Every February since 2007, the biggest names in the world of golf have descended on the Town of Marana for the World Golf Championships — Accenture Match Play.
Along with the 64 best golfers on the planet come media from across the globe, all with the name Marana spilling from their mouths innumerable times during the weeklong tournament.
“You couldn’t buy that kind of advertising,” Marana Mayor Ed Honea said.
Now, all that free advertising and exposure for the town could come to end.
Tournament organizers, Dove Mountain owners, Cottonwood Properties and other stakeholders remain locked in negotiations to determine whether professional golf stays in Southern Arizona or moves on to greener fairways.
With perhaps the most to lose from a possible departure, Marana doesn’t have a seat at the negotiating table.
The town has made considerable efforts to promote development and invested in transportation in recent years, including the Twin Peaks Interchange at Interstate 10. While not explicitly for the benefit of golf spectators, town officials clearly had the tournament in mind.
“Now that there’s a straight shot to the golf area, we think we’ll do pretty well,” Honea said.
He also noted that several hotels have gone up an easy distance from the tournament site in Dove Mountain.
“It means a lot to the business community of Marana,” said Ed Stolmaker, president of the Marana Chamber of Commerce.
Stolmaker said the service industry receives an important boost during the week of match play. He also noted that the PGA and its local partners with the Tucson Conquistadores have raised more than $1 million for local charities since play began in 2007.
The actual economic impact the tournament has on the region remains unclear.
Since first coming to the Northwest, conventional wisdom has suggested a $100 million impact associated with the tour. The origins and accuracy of that figure aren’t clear.
PGA officials haven’t conducted an analysis and told The Explorer in 2007 that the figure didn’t come from them.
Honea estimates the tournament could prompt some $50 million in retail sales during its weeklong residency, but said much of that is spent outside of the town.
“Most of the money that is made — as far as hotels, restaurants and car rentals — is in the city of Tucson,” Honea said. “It hasn’t been a big money maker (for Marana).”
The mayor speculates that the town at best breaks even on the tournament because of the investment of staff time put in to making the event run smoothly.
In 2010, the town budgeted $140,000 to pay for police and parking associated with the tournament. Accenture and the PGA pay for police inside the event.
While the town has not conducted an economic impact analysis specific to the Accenture week, it has compared sales tax revenue for the past four Februaries to gauge the potential impact. Sales tax generations throughout the town topped $971,000 in February 2007, the inaugural year of the event.

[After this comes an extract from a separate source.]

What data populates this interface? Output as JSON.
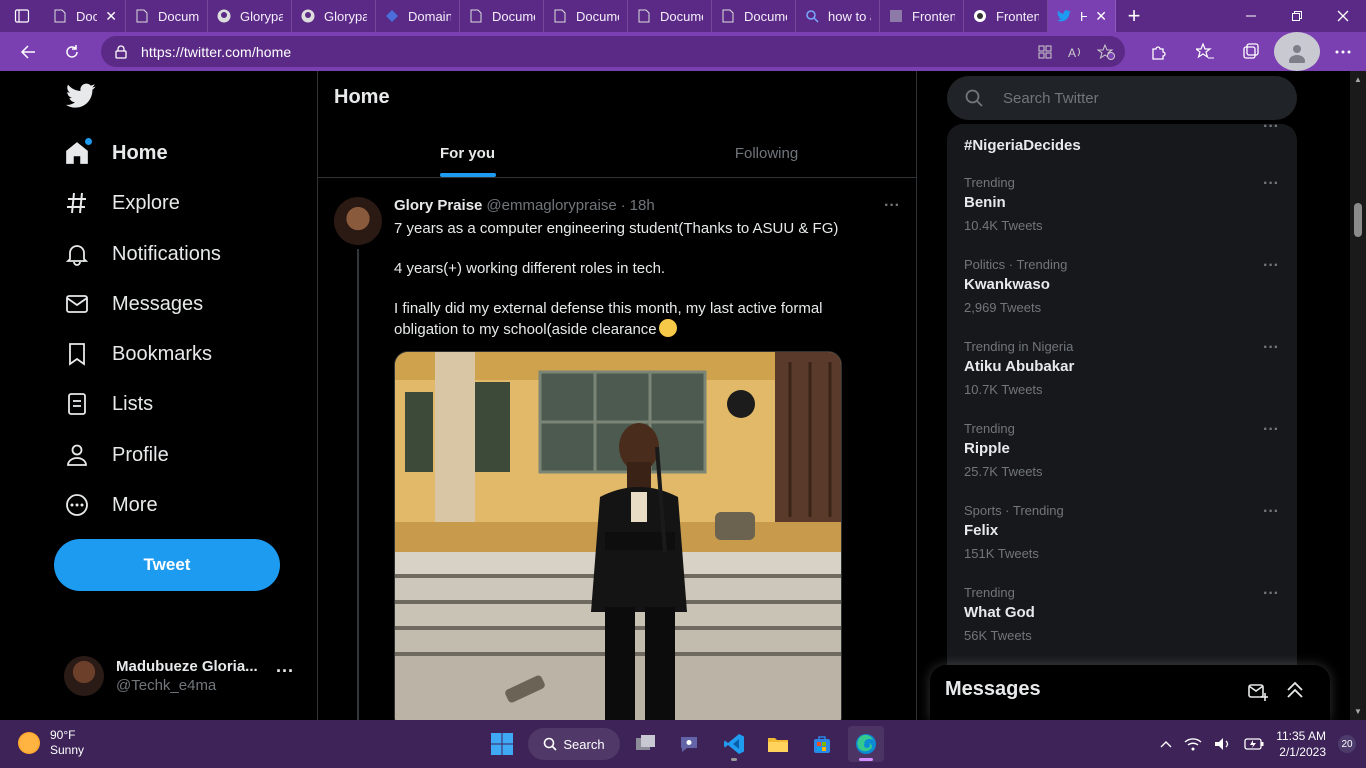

Tax collections — including retail, restaurant and lodging taxes — declined in subsequent years. In 2009, totals reached a low of $813,000.
Last year’s collections picked up, bringing in more than $1 million.
The numbers appear to have been dragged down by poor overall economic conditions. The figures for restaurant and lodging tax collections grew.
Restaurant taxes generated $105,000 in 2007 and $153,000 in 2010. Lodging taxes totaled $92,800 in 2007 and swelled to more than $258,000 last year.
The larger impact for the town comes from the intangibles that thousands of tourists and millions of worldwide television viewers bring.
“When you see people in polo shirts (in February) playing golf, that kind of advertising you can’t buy,” Honea said.
He said the tour and the exposure could have a long-term ripple effect, with people deciding to visit the region after seeing it on television.
If tour organizers are entertaining offers from other communities, Honea said they’ve done a good job at keeping it a secret.
“The one thing that makes me feel good is I haven’t heard any rumors,” Honea said.
Whatever the impact of the tournament and its possible departure, everyone agrees it would be a loss for the region.
“The impact without having Accenture here would be enormous,” Stolmaker said. “It would be a great loss for everybody.”